I’m looking for a word similar to “longtermism” to refer to the view that the most important determinant of the value of our decisions is how they affect regions of the multiverse that are causally-disconnected from ours (henceforth “causally-disconnected regions”), since those regions are very big and can contain far more value-bearing locations than causally-connected regions.
(Affecting causally-disconnected regions is possible if there is some subjunctive dependence between our decisions and outcomes in those regions; for example, if there are copies of us simulated in them.)
This is related to views posed by Wei Dai in this post (though note that he doesn’t use any terminology like “causally-disconnected region”; my usage of that term is influenced by Mati Roy). I’m interested in this because it seems to me that many of the intuitions that would lead someone to support longtermism would also lead them to support this view, as Wei Dai indicated in the last paragraph of this comment.

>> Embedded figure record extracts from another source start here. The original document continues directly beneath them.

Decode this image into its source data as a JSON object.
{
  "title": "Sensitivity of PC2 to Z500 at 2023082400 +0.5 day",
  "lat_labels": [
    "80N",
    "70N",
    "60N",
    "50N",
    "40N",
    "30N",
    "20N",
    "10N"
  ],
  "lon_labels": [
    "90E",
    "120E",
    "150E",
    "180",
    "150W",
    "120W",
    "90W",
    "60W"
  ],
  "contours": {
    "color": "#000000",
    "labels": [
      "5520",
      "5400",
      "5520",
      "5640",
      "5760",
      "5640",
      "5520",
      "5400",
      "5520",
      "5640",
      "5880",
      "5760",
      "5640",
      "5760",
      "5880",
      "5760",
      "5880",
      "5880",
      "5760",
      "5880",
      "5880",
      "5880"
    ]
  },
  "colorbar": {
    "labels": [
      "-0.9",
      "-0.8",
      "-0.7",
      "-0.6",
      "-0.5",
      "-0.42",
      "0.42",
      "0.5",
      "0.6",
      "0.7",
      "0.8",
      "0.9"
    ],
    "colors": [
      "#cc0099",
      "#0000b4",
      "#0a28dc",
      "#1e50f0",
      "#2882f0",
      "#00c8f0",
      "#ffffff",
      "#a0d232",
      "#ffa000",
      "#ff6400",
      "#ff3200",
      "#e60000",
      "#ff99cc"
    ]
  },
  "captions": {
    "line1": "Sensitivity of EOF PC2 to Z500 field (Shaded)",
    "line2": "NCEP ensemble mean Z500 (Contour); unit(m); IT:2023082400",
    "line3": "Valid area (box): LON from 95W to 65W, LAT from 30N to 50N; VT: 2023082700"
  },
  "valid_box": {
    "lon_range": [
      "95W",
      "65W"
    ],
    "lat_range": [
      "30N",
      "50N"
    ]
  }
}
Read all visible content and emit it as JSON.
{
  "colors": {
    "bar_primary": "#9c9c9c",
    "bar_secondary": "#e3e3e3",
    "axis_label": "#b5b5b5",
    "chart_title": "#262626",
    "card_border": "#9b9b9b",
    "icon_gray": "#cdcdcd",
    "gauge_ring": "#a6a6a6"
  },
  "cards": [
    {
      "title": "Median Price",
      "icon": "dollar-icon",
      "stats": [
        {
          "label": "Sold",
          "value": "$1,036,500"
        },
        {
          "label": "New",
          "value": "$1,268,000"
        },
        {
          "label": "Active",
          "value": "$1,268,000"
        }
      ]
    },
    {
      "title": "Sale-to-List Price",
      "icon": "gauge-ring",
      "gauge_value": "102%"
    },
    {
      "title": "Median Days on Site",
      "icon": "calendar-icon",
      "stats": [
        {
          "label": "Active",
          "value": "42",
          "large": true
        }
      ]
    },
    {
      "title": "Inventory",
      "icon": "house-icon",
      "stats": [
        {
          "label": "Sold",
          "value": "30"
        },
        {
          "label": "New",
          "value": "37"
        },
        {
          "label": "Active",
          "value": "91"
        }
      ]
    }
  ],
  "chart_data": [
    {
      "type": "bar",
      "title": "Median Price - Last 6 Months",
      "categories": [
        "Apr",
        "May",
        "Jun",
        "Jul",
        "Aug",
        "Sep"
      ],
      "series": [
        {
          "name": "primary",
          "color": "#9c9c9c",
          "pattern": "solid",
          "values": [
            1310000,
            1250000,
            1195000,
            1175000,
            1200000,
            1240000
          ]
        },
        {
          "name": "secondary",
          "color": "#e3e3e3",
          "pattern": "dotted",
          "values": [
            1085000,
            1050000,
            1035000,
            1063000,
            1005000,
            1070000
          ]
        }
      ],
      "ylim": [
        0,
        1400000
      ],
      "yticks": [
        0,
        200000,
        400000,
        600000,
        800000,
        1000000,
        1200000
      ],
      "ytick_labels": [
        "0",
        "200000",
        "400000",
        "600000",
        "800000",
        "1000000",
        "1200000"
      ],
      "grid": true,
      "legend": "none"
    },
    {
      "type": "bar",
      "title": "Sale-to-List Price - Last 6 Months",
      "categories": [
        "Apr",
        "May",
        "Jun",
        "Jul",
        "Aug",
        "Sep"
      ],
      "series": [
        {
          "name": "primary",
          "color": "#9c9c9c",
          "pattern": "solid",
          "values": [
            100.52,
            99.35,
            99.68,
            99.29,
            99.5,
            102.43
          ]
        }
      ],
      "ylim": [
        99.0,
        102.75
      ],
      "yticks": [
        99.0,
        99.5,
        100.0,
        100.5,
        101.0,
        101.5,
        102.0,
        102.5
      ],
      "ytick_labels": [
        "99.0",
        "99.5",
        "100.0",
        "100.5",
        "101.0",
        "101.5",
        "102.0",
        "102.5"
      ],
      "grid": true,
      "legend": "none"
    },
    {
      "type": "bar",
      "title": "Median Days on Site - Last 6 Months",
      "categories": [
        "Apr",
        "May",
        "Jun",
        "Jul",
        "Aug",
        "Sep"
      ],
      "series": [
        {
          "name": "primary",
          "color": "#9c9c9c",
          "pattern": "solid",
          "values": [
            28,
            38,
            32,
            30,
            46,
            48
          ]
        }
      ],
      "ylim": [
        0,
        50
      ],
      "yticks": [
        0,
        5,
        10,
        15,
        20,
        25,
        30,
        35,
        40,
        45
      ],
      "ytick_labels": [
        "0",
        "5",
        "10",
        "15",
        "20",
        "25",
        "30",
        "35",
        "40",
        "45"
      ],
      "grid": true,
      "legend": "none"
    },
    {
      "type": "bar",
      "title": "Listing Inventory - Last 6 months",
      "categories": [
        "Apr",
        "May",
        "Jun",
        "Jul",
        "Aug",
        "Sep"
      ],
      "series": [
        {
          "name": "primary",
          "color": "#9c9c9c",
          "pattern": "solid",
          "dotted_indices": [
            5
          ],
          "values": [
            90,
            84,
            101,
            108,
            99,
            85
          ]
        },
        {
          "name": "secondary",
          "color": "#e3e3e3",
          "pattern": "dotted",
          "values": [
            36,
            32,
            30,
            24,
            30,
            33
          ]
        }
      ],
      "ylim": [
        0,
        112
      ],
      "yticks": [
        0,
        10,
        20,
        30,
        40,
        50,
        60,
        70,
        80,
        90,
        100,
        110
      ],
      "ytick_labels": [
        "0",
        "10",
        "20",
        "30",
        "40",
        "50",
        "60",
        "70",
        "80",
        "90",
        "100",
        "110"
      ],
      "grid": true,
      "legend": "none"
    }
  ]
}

80000hours used to call a cluster of ideas related to caring about the long-term future the “long-term value thesis,” so I might start calling this the “causally-disconnected value thesis”; however, that sounds a bit too long and cumbersome, which is why I’m asking this question.
 If you don’t think there is a multiverse, just interpret my usage of “multiverse” as referring to the same thing as “universe.”
 Note that this definition is more analogous to how William MacAskill defines strong longtermism than to how he defines longtermism.